The benchmark FOB Singapore marine fuel 0.5%S cargo assessments fell to $788.18/mt March 17, from $786.03 March 16. Outright prices of Singapore-delivered marine fuel 0.5%S skyrocketed to an all-time high of $1,027/mt March 9 since S&P Global Commodity Insights launched the assessment in July 2019. The outright prices were last assessed at $805/mt March 17.
The benchmark marine fuel price averaged $746.07/mt over Jan. 3-March 17, up from $480.64/mt in the year-ago period. The price averaged $606.51/mt in the fourth quarter of 2021.
Rising bunker prices have slowed demand in Singapore since February, as shipping companies minimize requirements for impending voyages, or divert inquiries to regional ports, such as South Korea and China, for competitive spot prices, market sources said.
Shipowners are also more likely than ever to skip bunker-only calls amid higher freight rates and opt for refueling at end-destinations where cargo works are scheduled, Singapore-based traders said.

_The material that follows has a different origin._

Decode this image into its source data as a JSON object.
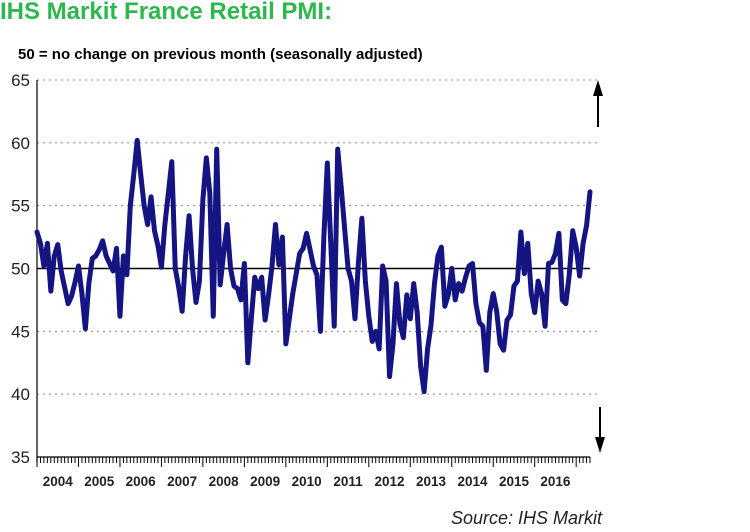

“Though there are low-sulfur fuel oil fixtures when crude oil prices are lower, buyers also retracted inquiries in anticipation that prices would drop further,” a Singapore-based bunker supplier said.
VLGC rates on the major Persian Gulf-Japan route fell to $63/mt March 17, after reaching $65/mt over March 14-15, the highest since hitting $74/mt Jan. 17, S&P Global data showed.

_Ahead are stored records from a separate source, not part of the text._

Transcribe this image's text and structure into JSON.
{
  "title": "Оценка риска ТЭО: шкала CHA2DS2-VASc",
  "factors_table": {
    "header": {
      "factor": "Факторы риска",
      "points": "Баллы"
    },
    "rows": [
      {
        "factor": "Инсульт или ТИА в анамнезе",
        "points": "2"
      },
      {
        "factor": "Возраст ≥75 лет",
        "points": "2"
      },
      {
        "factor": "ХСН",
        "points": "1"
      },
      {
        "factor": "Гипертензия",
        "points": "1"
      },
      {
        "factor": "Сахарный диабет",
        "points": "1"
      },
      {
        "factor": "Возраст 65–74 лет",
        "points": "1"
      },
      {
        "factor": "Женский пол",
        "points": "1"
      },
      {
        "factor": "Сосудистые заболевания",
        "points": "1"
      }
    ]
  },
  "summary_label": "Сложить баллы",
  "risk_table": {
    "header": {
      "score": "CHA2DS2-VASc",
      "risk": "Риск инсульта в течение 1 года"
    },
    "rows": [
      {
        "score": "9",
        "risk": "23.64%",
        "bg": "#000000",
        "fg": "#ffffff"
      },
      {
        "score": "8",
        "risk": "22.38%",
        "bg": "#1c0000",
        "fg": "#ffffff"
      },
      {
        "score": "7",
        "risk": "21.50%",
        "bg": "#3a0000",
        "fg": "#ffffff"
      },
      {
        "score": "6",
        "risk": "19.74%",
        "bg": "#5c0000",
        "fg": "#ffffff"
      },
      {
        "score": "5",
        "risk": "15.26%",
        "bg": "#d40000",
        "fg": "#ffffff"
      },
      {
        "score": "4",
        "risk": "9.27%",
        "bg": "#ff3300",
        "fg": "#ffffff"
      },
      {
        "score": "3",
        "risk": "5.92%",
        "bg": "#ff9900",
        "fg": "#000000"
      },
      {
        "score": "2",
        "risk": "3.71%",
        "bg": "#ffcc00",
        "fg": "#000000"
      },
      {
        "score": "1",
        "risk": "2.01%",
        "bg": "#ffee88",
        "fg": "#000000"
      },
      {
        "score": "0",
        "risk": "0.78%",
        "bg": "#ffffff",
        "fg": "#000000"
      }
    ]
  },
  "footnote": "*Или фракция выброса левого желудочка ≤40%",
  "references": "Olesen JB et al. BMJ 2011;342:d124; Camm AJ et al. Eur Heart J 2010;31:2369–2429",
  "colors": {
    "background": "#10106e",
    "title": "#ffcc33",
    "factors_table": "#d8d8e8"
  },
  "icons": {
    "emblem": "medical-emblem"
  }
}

“[VLGC] Prices are coming off hard,” a shipping source said. “I see spot rates around $62/mt, and maybe slide to $60/mt.”
Charterers are closely monitoring bunker prices in the wake of forecasts of looming global oil supply shortages and growing pessimism over the slow progress in Russian-Ukraine peace talks, another shipping source said.
“The market appears to be waiting on the Saudi (April-loading term) acceptances which are understood to have a potential for additional spot availability,” shipping brokerage GFI said in a report March 17. “The tonnage list is beginning to stack up, causing the Baltic to ease a little, so it remains to be seen if activity will pick up over the next week.”
The shipping market has been pretty active, with about 32 fixtures over the last two weeks, the second shipping source said. “About 17 are ex- Arabian Gulf, the rest ex-US Gulf with usual options for Asia and the West, but mostly for Asia,” the source said.
Sentosa Ship Brokers said in a report that three VLGCs were waiting to unload mixed propane/butane cargoes at India’s Kandla port, one at Mundra, one at Dahej, two at Mumbai, three at JNPT, four at Mangalore, two at Ennore (Kamarajar), two at Vizag and 10 at Jetty 17-18 in Haldia.
BW LPG, a unit of shipping major BW Group, said that bunker-price shocks, along with changing trade patterns, unexpected LPG inventory, management, and changes to shipping inefficiencies could spark near-term VLGC rate volatility, while the Russia-Ukraine crisis clouds the market in 2022.
BW LPG said in its Q4 and 2021 report that 2023 onward it remained confident about the long-term VLGC market because LPG is a viable transition fuel for decarbonization, despite uncertainties due to a heavy newbuildings delivery schedule and the implementation of IMO Energy Efficiency Existing Ship Index regulations. BW LPG also said there will be lower fleet supply because of the high number of ships put in dry docks for maintenance in 2023.
“I really don’t see dry-docking will have a big effect on shipping this year,” another VLGC shipping source said. “For drydocking in 2023, I also don’t think it will have a major effect on the market, as new buildings are starting to come out that year, even though they are fairly spread out through the course of the year.”
The global VLGC fleet will grow to 340 ships in 2022, 378 ships in 2023 and 381 ships in 2024, BW LPG said in the report.